Typical form of the beta function of the renormalization group Why in "typical" cases (according to some non-English text I read), does the $\beta$-function have the form
$$
\beta (g) = ag^{2} + bg^{3} + O(g^{4})\ ?
$$
I.e., why are there no linear or logarithmic terms?
 A: Typically, when you calculate quantum effects, you will put some cut-off $\Lambda$, and typical integrals, say for a $ \lambda \phi^4$ theory, are, at first order,  going in $\log \Lambda$ (ex : $\int \frac{d^4k}{k^2 (p-k)^2}$)
While defining renormalized quantities at some energy scale $p_0$, you may remove the cut-off, and get typically equations like (at first order) $: 
$$\lambda_r(p) = \lambda_r(p_0) + C \lambda_r(p)^2 \log (\frac{p}{p_0}) \tag{1}$$ 
where $C$ is some constant, and $p$ represents a energy scale.
So finally, at first order, typical beta functions go like $\beta(\lambda_r) = \frac{\partial \lambda_r}{\partial \log p} = C \lambda_r^2$.
Going back, we see that a $\log \lambda$ factor would seem strange, because the factor $\lambda_r^2$ in $(1)$ comes from the fact that one has $2$ vertex in the Feynman diagram.
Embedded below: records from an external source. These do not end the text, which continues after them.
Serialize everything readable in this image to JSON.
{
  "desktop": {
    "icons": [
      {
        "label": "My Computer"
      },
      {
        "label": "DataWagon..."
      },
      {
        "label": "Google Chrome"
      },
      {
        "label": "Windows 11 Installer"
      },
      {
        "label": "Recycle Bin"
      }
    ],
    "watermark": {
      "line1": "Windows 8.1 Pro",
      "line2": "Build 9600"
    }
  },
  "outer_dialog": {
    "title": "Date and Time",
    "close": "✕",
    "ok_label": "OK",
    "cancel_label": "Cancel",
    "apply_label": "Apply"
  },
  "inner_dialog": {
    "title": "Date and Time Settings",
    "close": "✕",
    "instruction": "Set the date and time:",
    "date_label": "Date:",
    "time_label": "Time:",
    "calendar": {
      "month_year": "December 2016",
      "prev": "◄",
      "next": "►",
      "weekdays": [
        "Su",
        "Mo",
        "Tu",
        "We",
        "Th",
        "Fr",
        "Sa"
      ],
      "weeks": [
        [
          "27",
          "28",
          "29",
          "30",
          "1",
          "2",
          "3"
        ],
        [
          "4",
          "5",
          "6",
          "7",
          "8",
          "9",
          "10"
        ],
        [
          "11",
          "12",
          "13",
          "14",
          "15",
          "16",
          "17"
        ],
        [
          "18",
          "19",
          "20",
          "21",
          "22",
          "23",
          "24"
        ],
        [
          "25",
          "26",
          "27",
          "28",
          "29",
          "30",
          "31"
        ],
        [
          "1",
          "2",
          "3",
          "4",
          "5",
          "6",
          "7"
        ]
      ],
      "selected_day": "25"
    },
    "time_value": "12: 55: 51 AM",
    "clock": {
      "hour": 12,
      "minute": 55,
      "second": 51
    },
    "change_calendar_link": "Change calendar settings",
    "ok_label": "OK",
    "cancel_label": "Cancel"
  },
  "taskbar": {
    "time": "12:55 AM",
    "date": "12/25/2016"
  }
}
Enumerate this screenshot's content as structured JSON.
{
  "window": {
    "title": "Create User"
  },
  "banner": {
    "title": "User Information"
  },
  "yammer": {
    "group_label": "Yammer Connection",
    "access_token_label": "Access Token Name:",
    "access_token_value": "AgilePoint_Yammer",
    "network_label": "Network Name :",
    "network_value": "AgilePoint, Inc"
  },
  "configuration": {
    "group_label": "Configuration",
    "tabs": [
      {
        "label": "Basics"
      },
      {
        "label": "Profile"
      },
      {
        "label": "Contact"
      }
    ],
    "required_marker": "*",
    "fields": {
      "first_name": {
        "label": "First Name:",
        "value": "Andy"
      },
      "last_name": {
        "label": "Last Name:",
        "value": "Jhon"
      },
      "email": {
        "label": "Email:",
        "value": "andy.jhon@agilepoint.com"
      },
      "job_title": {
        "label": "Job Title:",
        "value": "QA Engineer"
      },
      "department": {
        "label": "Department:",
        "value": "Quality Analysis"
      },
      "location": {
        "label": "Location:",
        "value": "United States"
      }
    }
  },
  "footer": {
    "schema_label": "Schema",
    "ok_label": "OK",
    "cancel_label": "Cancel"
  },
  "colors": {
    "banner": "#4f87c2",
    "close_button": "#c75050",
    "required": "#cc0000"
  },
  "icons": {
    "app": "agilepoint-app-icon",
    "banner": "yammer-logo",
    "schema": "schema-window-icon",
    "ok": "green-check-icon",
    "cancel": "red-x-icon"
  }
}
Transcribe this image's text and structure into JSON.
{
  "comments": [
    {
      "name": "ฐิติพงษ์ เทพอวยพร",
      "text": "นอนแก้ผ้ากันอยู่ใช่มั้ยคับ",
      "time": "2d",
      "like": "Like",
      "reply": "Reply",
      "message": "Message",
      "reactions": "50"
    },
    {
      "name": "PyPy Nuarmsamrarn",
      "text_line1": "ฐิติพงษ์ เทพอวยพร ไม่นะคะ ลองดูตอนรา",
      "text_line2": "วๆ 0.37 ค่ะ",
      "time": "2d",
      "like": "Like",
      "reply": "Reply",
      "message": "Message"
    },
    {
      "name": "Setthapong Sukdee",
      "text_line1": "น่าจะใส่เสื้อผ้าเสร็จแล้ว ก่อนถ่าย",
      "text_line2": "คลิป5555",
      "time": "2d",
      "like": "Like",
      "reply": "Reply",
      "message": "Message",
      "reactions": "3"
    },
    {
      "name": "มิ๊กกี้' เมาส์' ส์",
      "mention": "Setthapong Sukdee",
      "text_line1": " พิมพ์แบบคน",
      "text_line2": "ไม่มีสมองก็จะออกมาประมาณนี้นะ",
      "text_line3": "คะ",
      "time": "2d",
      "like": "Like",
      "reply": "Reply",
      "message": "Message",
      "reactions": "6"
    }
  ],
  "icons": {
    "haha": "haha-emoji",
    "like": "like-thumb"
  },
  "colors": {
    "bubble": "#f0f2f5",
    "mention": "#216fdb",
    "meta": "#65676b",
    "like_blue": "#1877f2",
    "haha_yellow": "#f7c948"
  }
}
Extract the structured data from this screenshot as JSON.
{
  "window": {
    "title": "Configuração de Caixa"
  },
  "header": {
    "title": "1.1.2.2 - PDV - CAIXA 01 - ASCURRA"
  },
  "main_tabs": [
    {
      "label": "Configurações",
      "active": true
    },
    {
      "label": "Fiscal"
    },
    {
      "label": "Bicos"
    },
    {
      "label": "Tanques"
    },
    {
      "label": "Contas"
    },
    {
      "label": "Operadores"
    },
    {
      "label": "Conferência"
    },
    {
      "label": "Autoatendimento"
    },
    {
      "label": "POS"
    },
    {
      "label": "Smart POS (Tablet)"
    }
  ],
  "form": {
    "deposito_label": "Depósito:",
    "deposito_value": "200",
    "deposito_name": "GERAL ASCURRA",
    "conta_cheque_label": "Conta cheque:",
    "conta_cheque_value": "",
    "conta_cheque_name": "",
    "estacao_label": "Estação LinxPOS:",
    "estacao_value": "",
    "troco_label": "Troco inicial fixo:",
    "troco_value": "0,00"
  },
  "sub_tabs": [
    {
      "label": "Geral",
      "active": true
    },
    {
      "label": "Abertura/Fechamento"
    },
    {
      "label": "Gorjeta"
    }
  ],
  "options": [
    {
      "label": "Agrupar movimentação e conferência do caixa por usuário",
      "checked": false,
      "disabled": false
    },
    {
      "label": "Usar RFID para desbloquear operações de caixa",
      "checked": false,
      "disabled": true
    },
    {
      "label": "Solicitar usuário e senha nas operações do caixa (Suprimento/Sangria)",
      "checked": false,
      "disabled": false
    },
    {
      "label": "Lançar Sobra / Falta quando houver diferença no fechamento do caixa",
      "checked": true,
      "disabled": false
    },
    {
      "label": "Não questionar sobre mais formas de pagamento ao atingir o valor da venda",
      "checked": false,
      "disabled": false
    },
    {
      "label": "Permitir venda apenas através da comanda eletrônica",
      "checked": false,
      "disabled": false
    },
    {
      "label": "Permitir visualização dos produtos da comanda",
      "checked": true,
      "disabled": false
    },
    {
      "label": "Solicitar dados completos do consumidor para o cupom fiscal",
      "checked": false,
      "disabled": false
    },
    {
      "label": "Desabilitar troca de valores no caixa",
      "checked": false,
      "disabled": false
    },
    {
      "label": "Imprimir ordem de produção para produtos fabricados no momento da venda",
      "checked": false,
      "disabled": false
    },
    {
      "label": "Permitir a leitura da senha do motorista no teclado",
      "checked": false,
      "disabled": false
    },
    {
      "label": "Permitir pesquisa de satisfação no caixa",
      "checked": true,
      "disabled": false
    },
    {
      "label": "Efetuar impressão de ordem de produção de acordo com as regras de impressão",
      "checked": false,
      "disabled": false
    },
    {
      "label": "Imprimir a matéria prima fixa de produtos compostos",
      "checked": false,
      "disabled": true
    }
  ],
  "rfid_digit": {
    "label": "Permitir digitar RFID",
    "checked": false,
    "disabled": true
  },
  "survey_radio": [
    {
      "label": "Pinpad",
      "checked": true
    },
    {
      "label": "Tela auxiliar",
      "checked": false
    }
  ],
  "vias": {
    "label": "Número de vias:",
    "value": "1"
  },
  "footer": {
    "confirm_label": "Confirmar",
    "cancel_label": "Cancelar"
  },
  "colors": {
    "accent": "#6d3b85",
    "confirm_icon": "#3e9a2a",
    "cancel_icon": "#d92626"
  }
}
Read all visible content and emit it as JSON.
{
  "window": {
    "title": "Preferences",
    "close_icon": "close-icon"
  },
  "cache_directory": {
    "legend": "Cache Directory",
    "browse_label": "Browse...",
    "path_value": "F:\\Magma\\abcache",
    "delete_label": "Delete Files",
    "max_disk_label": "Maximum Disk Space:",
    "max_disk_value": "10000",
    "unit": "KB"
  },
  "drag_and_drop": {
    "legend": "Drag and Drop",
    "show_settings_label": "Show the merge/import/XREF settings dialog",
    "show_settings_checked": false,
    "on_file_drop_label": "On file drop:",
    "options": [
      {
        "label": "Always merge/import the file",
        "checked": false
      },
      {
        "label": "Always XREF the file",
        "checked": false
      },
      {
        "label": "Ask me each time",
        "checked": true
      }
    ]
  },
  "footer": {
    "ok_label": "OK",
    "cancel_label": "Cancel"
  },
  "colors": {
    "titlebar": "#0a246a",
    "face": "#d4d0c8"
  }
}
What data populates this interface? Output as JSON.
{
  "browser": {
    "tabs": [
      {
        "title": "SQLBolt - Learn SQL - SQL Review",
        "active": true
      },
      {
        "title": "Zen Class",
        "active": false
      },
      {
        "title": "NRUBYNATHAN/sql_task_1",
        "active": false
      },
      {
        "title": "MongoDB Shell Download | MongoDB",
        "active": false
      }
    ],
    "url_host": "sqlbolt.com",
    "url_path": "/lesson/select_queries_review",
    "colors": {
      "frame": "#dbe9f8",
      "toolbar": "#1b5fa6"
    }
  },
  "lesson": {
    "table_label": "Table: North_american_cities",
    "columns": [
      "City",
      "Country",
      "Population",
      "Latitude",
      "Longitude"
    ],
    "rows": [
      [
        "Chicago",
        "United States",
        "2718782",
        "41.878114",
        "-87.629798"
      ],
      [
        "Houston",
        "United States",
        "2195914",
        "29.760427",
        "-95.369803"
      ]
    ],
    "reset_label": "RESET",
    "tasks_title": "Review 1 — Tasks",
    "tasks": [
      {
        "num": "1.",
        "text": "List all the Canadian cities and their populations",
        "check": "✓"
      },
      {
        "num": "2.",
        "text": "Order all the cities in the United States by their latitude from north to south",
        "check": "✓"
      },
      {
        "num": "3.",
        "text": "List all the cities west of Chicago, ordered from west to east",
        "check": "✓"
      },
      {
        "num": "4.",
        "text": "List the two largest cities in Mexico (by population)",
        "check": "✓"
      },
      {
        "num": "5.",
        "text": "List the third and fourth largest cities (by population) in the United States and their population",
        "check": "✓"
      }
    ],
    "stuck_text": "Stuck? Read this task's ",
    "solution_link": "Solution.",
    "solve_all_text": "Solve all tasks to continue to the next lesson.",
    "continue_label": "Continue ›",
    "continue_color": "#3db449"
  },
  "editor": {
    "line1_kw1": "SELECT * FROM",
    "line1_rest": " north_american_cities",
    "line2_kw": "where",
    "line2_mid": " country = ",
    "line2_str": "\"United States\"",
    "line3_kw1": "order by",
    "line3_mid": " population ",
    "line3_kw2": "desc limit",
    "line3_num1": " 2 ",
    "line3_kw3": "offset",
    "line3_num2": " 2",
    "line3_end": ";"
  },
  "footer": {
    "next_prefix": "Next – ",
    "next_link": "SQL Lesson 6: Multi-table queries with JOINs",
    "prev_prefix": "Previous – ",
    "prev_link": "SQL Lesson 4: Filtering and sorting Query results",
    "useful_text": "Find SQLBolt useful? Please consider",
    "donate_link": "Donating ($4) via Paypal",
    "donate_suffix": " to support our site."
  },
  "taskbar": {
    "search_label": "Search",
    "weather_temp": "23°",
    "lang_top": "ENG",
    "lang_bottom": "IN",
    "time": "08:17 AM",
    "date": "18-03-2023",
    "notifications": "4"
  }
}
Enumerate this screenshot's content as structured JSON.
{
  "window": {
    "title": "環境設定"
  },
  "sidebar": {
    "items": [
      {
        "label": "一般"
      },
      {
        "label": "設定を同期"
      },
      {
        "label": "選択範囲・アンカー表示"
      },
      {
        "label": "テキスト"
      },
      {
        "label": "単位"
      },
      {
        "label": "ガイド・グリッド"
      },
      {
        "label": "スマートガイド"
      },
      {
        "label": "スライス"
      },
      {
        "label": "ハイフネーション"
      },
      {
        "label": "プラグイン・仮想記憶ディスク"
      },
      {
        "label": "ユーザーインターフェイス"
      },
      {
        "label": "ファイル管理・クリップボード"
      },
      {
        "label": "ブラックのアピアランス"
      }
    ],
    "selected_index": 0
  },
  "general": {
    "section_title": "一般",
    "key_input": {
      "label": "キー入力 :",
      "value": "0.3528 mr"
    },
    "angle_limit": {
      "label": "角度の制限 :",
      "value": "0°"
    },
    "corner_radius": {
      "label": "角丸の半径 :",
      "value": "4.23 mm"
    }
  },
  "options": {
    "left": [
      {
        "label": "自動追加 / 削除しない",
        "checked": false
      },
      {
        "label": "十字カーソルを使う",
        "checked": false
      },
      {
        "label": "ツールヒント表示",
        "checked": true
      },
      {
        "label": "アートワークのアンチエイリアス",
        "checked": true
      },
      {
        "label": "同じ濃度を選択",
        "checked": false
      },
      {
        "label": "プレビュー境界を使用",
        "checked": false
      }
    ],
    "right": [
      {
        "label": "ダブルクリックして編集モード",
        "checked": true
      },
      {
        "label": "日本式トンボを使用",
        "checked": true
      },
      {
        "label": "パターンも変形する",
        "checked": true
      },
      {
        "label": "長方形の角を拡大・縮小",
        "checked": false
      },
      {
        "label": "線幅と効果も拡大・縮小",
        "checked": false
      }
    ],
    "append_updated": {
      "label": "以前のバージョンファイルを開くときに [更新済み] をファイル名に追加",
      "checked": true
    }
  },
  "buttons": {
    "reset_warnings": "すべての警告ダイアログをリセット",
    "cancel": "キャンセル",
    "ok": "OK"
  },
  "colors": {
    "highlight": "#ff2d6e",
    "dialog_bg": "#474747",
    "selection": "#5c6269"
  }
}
If we would have $4$ vertex, we would have a $\lambda_r^4$ factor, and so on. So, unless you are doing a fine-tuning infinite sum, you would not obtain a factor $\log(\lambda)$ or more generally a factor  $\lambda^l \log(\lambda)^m$.
You do not obtain a linear factor, because simply, the quantum corrections implies more vertex, so necessarily the first order quantum correction gives at least a $\lambda_r^2$ factor.